Although the K-Nearest Neighbours are simple to implement, handles correlated features and have few hyperparameters, there are a few flaws that we need to look on:

- Sensitive to irrelevant features
- Does not scale
- If the dimensions are too high, it will be more difficult to classify

In [12]:
# coding:utf-8

from collections import Counter

import numpy as np
from scipy.spatial.distance import euclidean

from base import BaseEstimator


class KNNBase(BaseEstimator):
    def __init__(self, k=5, distance_func=euclidean):
        """Base class for Nearest neighbors classifier and regressor.

        Parameters
        ----------
        k : int, default 5
            The number of neighbors to take into account. If 0, all the
            training examples are used.
        distance_func : function, default euclidean distance
            A distance function taking two arguments. Any function from
            scipy.spatial.distance will do.
        """

        self.k = None if k == 0 else k  # l[:None] returns the whole list
        self.distance_func = distance_func

    def aggregate(self, neighbors_targets):
        raise NotImplementedError()

    def _predict(self, X=None):
        predictions = [self._predict_x(x) for x in X]

        return np.array(predictions)

    def _predict_x(self, x):
        """Predict the label of a single instance x."""

        # compute distances between x and all examples in the training set.
        distances = (self.distance_func(x, example) for example in self.X)

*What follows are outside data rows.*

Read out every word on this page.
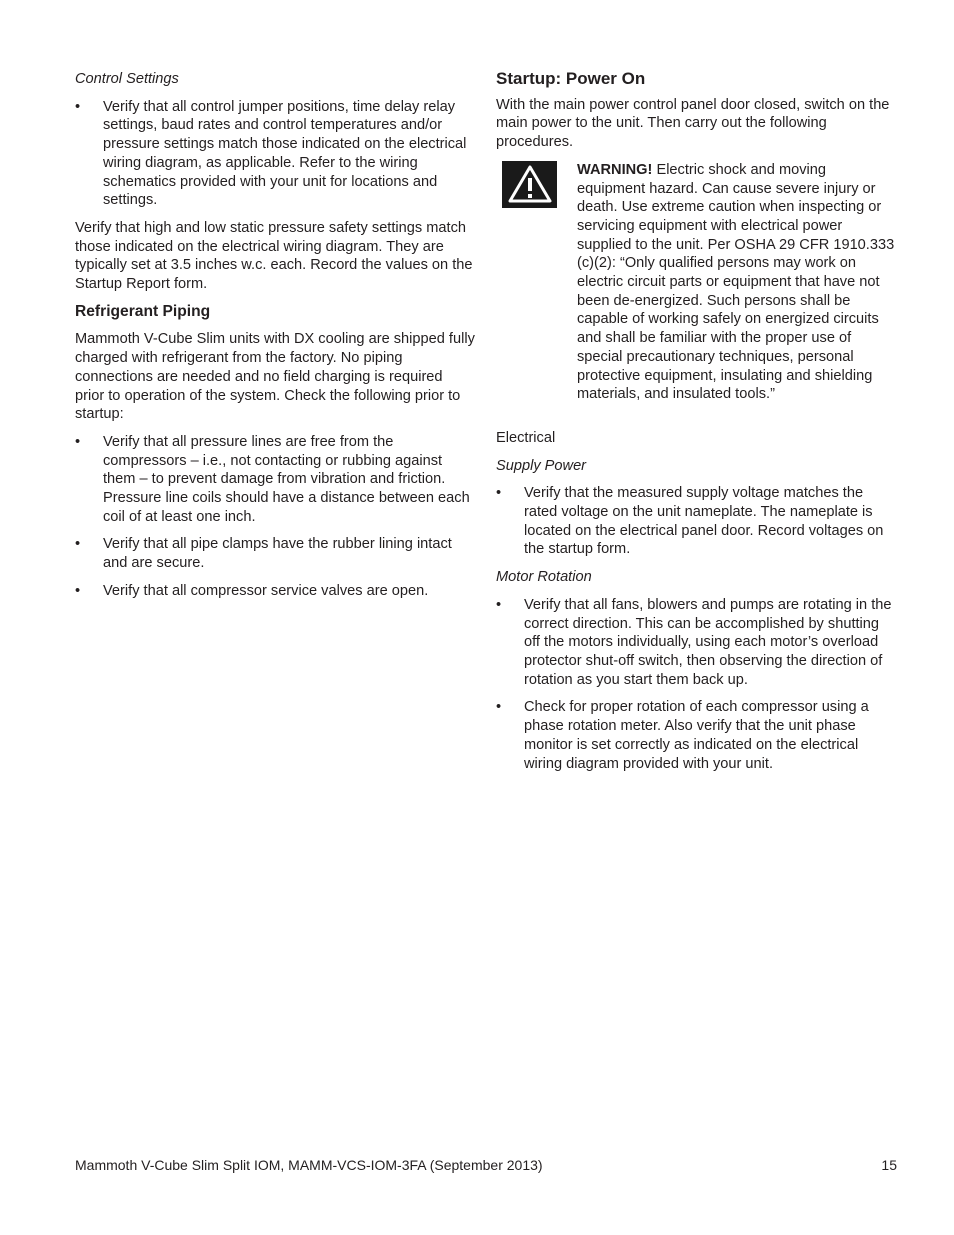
Control Settings
• Verify that all control jumper positions, time delay relay settings, baud rates and control temperatures and/or pressure settings match those indicated on the electrical wiring diagram, as applicable. Refer to the wiring schematics provided with your unit for locations and settings.

Verify that high and low static pressure safety settings match those indicated on the electrical wiring diagram. They are typically set at 3.5 inches w.c. each. Record the values on the Startup Report form.

Refrigerant Piping

Mammoth V-Cube Slim units with DX cooling are shipped fully charged with refrigerant from the factory. No piping connections are needed and no field charging is required prior to operation of the system. Check the following prior to startup:

• Verify that all pressure lines are free from the compressors – i.e., not contacting or rubbing against them – to prevent damage from vibration and friction. Pressure line coils should have a distance between each coil of at least one inch.
• Verify that all pipe clamps have the rubber lining intact and are secure.
• Verify that all compressor service valves are open.
Startup: Power On

With the main power control panel door closed, switch on the main power to the unit. Then carry out the following procedures.

WARNING! Electric shock and moving equipment hazard. Can cause severe injury or death. Use extreme caution when inspecting or servicing equipment with electrical power supplied to the unit. Per OSHA 29 CFR 1910.333 (c)(2): “Only qualified persons may work on electric circuit parts or equipment that have not been de-energized. Such persons shall be capable of working safely on energized circuits and shall be familiar with the proper use of special precautionary techniques, personal protective equipment, insulating and shielding materials, and insulated tools.”
Electrical
Supply Power
• Verify that the measured supply voltage matches the rated voltage on the unit nameplate. The nameplate is located on the electrical panel door. Record voltages on the startup form.
Motor Rotation
• Verify that all fans, blowers and pumps are rotating in the correct direction. This can be accomplished by shutting off the motors individually, using each motor’s overload protector shut-off switch, then observing the direction of rotation as you start them back up.
• Check for proper rotation of each compressor using a phase rotation meter. Also verify that the unit phase monitor is set correctly as indicated on the electrical wiring diagram provided with your unit.
Mammoth V-Cube Slim Split IOM, MAMM-VCS-IOM-3FA (September 2013)	15
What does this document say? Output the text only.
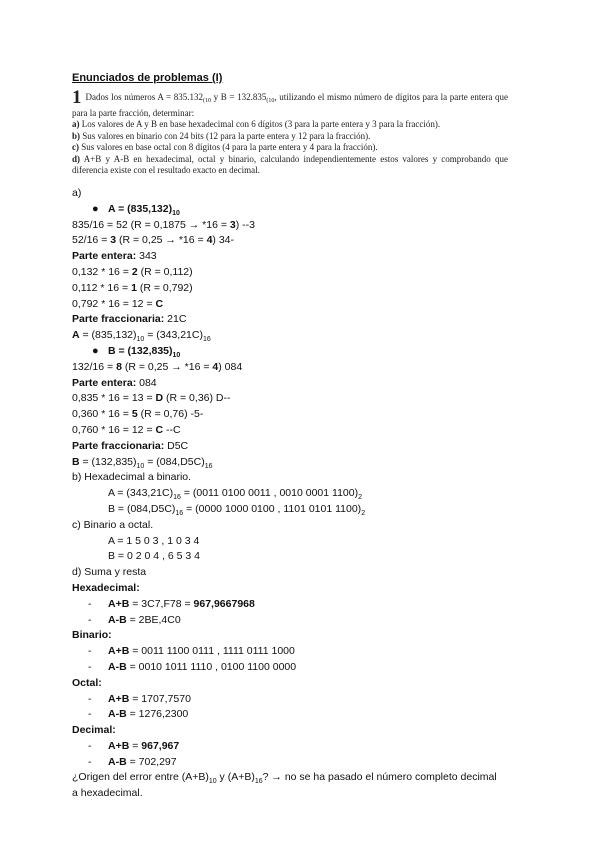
Enunciados de problemas (I)
1 Dados los números $A = 835.132_{(10}$ y $B = 132.835_{(10}$, utilizando el mismo número de dígitos para la parte entera que para la parte fracción, determinar:
a) Los valores de A y B en base hexadecimal con 6 dígitos (3 para la parte entera y 3 para la fracción).
b) Sus valores en binario con 24 bits (12 para la parte entera y 12 para la fracción).
c) Sus valores en base octal con 8 dígitos (4 para la parte entera y 4 para la fracción).
d) A+B y A-B en hexadecimal, octal y binario, calculando independientemente estos valores y comprobando que diferencia existe con el resultado exacto en decimal.
a)
● $A = (835,132)_{10}$
835/16 = 52 (R = 0,1875 → *16 = 3) --3
52/16 = 3 (R = 0,25 → *16 = 4) 34-
Parte entera: 343
0,132 * 16 = 2 (R = 0,112)
0,112 * 16 = 1 (R = 0,792)
0,792 * 16 = 12 = C
Parte fraccionaria: 21C
$A = (835,132)_{10} = (343,21C)_{16}$
● $B = (132,835)_{10}$
132/16 = 8 (R = 0,25 → *16 = 4) 084
Parte entera: 084
0,835 * 16 = 13 = D (R = 0,36) D--
0,360 * 16 = 5 (R = 0,76) -5-
0,760 * 16 = 12 = C --C
Parte fraccionaria: D5C
$B = (132,835)_{10} = (084,D5C)_{16}$
b) Hexadecimal a binario.
$A = (343,21C)_{16} = (0011$ 0100 0011 , 0010 0001 $1100)_2$
$B = (084,D5C)_{16} = (0000$ 1000 0100 , 1101 0101 $1100)_2$
c) Binario a octal.
A = 1 5 0 3 , 1 0 3 4
B = 0 2 0 4 , 6 5 3 4
d) Suma y resta
Hexadecimal:
- A+B = 3C7,F78 = 967,9667968
- A-B = 2BE,4C0
Binario:
- A+B = 0011 1100 0111 , 1111 0111 1000
- A-B = 0010 1011 1110 , 0100 1100 0000
Octal:
- A+B = 1707,7570
- A-B = 1276,2300
Decimal:
- A+B = 967,967
- A-B = 702,297
¿Origen del error entre $(A+B)_{10}$ y $(A+B)_{16}$? → no se ha pasado el número completo decimal
a hexadecimal.
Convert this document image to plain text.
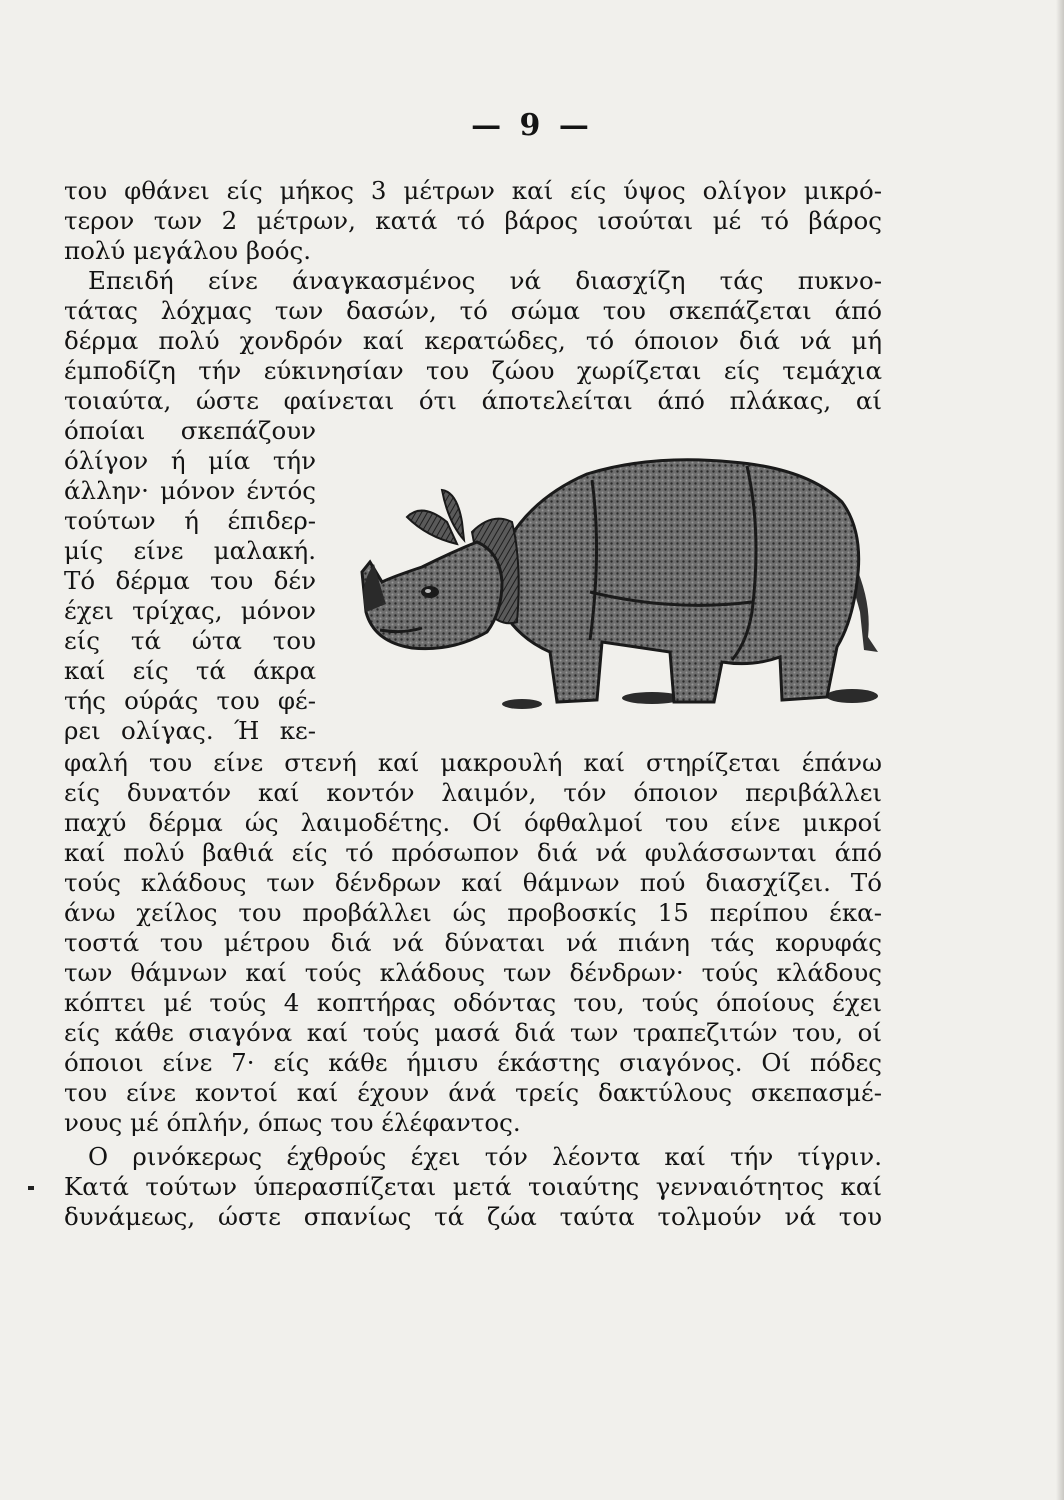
— 9 —
του φθάνει είς μήκος 3 μέτρων καί είς ύψος ολίγον μικρό-
τερον των 2 μέτρων, κατά τό βάρος ισούται μέ τό βάρος
πολύ μεγάλου βοός.
Επειδή είνε άναγκασμένος νά διασχίζη τάς πυκνο-
τάτας λόχμας των δασών, τό σώμα του σκεπάζεται άπό
δέρμα πολύ χονδρόν καί κερατώδες, τό όποιον διά νά μή
έμποδίζη τήν εύκινησίαν του ζώου χωρίζεται είς τεμάχια
τοιαύτα, ώστε φαίνεται ότι άποτελείται άπό πλάκας, αί
όποίαι σκεπάζουν
όλίγον ή μία τήν
άλλην· μόνον έντός
τούτων ή έπιδερ-
μίς είνε μαλακή.
Τό δέρμα του δέν
έχει τρίχας, μόνον
είς τά ώτα του
καί είς τά άκρα
τής ούράς του φέ-
ρει ολίγας. Ή κε-
φαλή του είνε στενή καί μακρουλή καί στηρίζεται έπάνω
είς δυνατόν καί κοντόν λαιμόν, τόν όποιον περιβάλλει
παχύ δέρμα ώς λαιμοδέτης. Οί όφθαλμοί του είνε μικροί
καί πολύ βαθιά είς τό πρόσωπον διά νά φυλάσσωνται άπό
τούς κλάδους των δένδρων καί θάμνων πού διασχίζει. Τό
άνω χείλος του προβάλλει ώς προβοσκίς 15 περίπου έκα-
τοστά του μέτρου διά νά δύναται νά πιάνη τάς κορυφάς
των θάμνων καί τούς κλάδους των δένδρων· τούς κλάδους
κόπτει μέ τούς 4 κοπτήρας οδόντας του, τούς όποίους έχει
είς κάθε σιαγόνα καί τούς μασά διά των τραπεζιτών του, οί
όποιοι είνε 7· είς κάθε ήμισυ έκάστης σιαγόνος. Οί πόδες
του είνε κοντοί καί έχουν άνά τρείς δακτύλους σκεπασμέ-
νους μέ όπλήν, όπως του έλέφαντος.
Ο ρινόκερως έχθρούς έχει τόν λέοντα καί τήν τίγριν.
Κατά τούτων ύπερασπίζεται μετά τοιαύτης γενναιότητος καί
δυνάμεως, ώστε σπανίως τά ζώα ταύτα τολμούν νά του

        # Sort all examples by their distance to x and keep their target value.
        neighbors = sorted(((dist, target) for (dist, target) in zip(distances, self.y)), key=lambda x: x[0])

        # Get targets of the k-nn and aggregate them (most common one or
        # average).
        neighbors_targets = [target for (_, target) in neighbors[: self.k]]

        return self.aggregate(neighbors_targets)


class KNNClassifier(KNNBase):
    """Nearest neighbors classifier.

    Note: if there is a tie for the most common label among the neighbors, then
    the predicted label is arbitrary."""

    def aggregate(self, neighbors_targets):
        """Return the most common target label."""

        most_common_label = Counter(neighbors_targets).most_common(1)[0][0]
        return most_common_label


class KNNRegressor(KNNBase):
    """Nearest neighbors regressor."""

    def aggregate(self, neighbors_targets):
        """Return the mean of all targets."""

        return np.mean(neighbors_targets)